Dn 7,9-10.13-14; Sal 96; 2P 1,16-19; Mc 9,2-10

La Transfiguración del Señor es un chorro de alegría de Pedro, Santiago y Juan. Habíamos subido con Jesús a la montaña alta y se nos quedó grabado. No entendimos todavía. Vimos el triunfo de Jesús. Fijaos que la escena comienza nombrando a Jesús y termina con el mandato de que no contemos a nadie lo que hemos visto. ¿Es, por tanto, una escena cerrada sobre sí misma? No, puesto que se abre al blanco deslumbrador, a la aparición de Elías y Moisés y, sobre todo, a la voz que sale de la nube: Este es mi Hijo amado, escuchadle. Tal es la apertura interior de la escena, que termina con el mandato de Jesús: No se lo digáis a nadie. ¿Hasta cuándo la prohibición de narrar aquello de lo que hemos sido testigos estupefactos? Maestro, ¡qué bien se está aquí! Pedro, siempre Pedro, el impetuoso, el portavoz, quien habla por todos también acá, se exalta en la belleza incandescente de la escena, en la cual vemos a Jesús como siempre habríamos querido, como el vencedor, el vocero del cielo. Que bien se está aquí. Mas de pronto todo se termina y nos volvemos a encontrar con la luz natural en lo alto de la montaña. ¿Todo se termina? No, porque si es verdad que la voz de lo alto le ha denominado Hijo amado, ahora Jesús se llama a sí mismo Hijo del hombre, para decirnos que no hablemos de lo acontecido hasta que resucite de entre los muertos. ¿Cómo, pues, íbamos  a entender nada? Encontramos luz resplandeciente al transfigurarse delante de nosotros, pero la mención final tiene una extraña profundidad. Jesús no habla de muerte en cruz, sino que directamente menciona la resurrección. Por eso, ¿cómo podría ser de otra manera?, discutimos qué querría decir aquello de resucitar de entre los muertos. Queremos a Jesús vivo y lleno de esplendor, y nos encontramos con la mención de los muertos. Porque lo hemos entendido muy bien, para resucitar hay que morir primero. Jesús tendrá que subir a la cruz y, luego, adentrarse en el sheol, el lugar de los muertos, donde se encontraban los justos que esperan ansiosos la venida de quien les va a arrancar de ese lugar de obscuridad tenebrosa.

Porque su poder es eterno, no cesa. Su reino no acaba. La Transfiguración no es escena de un momento, allá en lo alto de la montaña sagrada de la que nos habla la carta del apóstol Pedro.
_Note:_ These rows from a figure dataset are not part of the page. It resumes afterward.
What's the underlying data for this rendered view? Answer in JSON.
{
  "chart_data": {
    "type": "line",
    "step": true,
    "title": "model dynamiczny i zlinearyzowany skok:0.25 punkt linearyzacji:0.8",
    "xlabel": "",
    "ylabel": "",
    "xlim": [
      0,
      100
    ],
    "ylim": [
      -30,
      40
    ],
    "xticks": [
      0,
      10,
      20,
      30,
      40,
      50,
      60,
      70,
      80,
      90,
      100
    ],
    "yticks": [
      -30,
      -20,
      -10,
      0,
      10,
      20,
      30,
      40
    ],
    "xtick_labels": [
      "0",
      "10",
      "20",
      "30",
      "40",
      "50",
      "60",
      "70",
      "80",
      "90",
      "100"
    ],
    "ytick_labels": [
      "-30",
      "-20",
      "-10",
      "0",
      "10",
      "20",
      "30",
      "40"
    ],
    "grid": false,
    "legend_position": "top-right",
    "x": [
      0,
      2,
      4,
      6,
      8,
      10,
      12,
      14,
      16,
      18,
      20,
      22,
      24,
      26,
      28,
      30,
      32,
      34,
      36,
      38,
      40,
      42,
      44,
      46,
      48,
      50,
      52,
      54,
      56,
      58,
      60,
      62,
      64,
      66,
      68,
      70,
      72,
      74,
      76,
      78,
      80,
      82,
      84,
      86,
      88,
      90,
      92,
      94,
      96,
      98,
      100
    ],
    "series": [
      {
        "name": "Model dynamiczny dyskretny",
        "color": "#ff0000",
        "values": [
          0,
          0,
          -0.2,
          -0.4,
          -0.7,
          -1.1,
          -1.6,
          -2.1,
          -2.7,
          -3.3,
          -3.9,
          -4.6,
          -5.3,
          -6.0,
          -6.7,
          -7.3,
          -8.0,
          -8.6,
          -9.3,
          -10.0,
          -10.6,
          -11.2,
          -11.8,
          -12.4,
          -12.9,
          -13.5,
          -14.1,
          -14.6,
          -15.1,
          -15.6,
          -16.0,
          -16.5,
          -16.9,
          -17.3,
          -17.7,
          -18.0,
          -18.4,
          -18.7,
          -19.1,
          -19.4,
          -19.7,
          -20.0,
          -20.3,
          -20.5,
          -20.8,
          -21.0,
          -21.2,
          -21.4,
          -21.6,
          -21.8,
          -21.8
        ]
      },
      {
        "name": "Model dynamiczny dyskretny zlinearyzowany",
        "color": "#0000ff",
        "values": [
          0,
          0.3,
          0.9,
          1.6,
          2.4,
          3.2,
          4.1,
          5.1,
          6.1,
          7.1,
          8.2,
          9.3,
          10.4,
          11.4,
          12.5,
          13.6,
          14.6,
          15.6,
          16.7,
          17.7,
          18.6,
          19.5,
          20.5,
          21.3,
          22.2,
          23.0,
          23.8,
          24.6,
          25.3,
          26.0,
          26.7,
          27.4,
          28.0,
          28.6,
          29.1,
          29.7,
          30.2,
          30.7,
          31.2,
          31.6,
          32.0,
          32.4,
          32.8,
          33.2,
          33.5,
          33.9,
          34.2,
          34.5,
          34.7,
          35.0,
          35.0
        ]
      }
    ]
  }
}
Todo en la vida de Jesús se da de una vez, aunque vaya desarrollándose en el misterio de la historia; primero de la historia de su vida, muerte y resurrección, y, luego, en la historia de su Iglesia, cuyos primeros balbuceos encontramos en el libro de los Hechos. En esta escena majestuosa se nos confirma la palabra de los profetas —siempre dando vueltas al cumplimiento—, y hacemos bien en prestar atención a esa lámpara que brilla en lugar obscuro, esperando que despunte el día y el lucero nazca en nuestros corazones.

¡Qué alegría, Señor! Deberemos comprender que tu cuerpo y tus vestidos refulgen siempre en ti y en tus pobres, aunque su resplandor escapa tantas veces a nuestra atingencia. Y el lugar en donde se nos ofrece en su máximo esplendor la gloria de Dios es en la cruz, la tuya y la de tus pobres. Será entonces cundo no tengamos que discutir qué significa aquello de resucitar de entre los muertos.